Historian 'all-stars' honor Sheldon Hackney
On Sunday at Auburn University Montgomery, an “all-star lineup” of Southern historians gathered to talk, with topics ranging from the Civil War’s significance today to the historical poignancy of letters between a budding historian in civil rights-era Alabama and his mentor. The discussions all centered on stories about one man who affected the lives of every member of that distinguished panel — the late historian Sheldon Hackney.
The book “Dixie Redux: Essays in Honor of Sheldon Hackney” (NewSouth Books, October 2013) collects the writings of 18 noted Southern historians. For this symposium, four of these prize-winning scholars — Raymond Arsenault, Orville Vernon Burton, Patrician Sullivan and Steven Hahn, came together to honor Hackney, who died in September 2013 of amyotrophic lateral sclerosis (ALS).
The symposium was a prelude to tonight’s Clifford and Virginia Durr Lecture, which will feature Hahn, whose book “A Nation under Our Feet” won the 2004 Pulitzer Prize in history.
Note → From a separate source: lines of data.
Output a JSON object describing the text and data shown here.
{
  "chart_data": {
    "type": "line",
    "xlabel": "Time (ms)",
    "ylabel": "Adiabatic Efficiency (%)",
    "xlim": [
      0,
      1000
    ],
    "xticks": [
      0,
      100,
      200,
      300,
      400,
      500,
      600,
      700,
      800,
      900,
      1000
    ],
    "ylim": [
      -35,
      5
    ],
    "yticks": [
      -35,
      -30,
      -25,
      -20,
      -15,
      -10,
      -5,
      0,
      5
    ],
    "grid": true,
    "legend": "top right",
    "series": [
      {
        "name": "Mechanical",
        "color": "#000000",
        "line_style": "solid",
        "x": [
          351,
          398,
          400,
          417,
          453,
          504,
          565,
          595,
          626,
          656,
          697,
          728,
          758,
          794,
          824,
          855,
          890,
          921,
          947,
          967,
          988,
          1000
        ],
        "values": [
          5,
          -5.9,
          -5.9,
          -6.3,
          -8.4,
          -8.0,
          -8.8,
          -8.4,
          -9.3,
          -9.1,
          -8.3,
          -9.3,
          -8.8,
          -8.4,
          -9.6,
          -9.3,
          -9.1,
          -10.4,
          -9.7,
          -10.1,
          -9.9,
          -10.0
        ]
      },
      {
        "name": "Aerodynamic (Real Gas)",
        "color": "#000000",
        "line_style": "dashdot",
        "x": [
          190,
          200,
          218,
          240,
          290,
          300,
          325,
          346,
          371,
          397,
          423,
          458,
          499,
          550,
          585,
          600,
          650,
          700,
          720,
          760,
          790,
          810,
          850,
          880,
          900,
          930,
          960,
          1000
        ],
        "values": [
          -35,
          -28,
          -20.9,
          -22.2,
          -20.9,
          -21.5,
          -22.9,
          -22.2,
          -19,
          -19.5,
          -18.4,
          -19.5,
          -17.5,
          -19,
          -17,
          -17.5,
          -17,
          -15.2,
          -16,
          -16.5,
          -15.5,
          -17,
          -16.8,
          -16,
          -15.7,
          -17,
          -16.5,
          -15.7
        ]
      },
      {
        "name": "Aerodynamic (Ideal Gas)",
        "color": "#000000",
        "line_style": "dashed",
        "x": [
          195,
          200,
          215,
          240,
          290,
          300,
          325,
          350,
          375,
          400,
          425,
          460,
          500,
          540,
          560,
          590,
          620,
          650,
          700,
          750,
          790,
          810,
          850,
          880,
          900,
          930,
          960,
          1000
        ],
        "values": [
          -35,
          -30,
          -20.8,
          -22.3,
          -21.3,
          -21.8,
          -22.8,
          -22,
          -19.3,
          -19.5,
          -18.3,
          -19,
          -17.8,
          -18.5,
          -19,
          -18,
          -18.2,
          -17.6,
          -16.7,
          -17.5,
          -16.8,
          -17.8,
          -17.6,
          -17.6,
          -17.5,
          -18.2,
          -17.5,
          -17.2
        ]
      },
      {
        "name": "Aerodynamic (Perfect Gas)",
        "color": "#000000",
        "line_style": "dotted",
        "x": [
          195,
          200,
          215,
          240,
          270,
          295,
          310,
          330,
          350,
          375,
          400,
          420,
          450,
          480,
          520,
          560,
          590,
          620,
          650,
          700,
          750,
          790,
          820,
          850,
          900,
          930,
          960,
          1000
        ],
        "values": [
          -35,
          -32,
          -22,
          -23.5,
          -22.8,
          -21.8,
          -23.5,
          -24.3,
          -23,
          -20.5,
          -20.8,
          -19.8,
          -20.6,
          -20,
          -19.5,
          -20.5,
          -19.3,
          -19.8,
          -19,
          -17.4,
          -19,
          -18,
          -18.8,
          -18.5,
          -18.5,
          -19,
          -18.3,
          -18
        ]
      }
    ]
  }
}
Hackney, a Birmingham native, earned a doctorate at Yale University. He served as provost of Princeton University in the early 1970s before becoming president of Tulane University and the University of Pennsylvania. From 1993 to 1997, he was the chairman of the National Endowment for the Humanities. He is also the late husband of Lucy Durr, daughter of civil rights pioneers Clifford and Virginia Foster Durr, for whom the annual lecture series is named.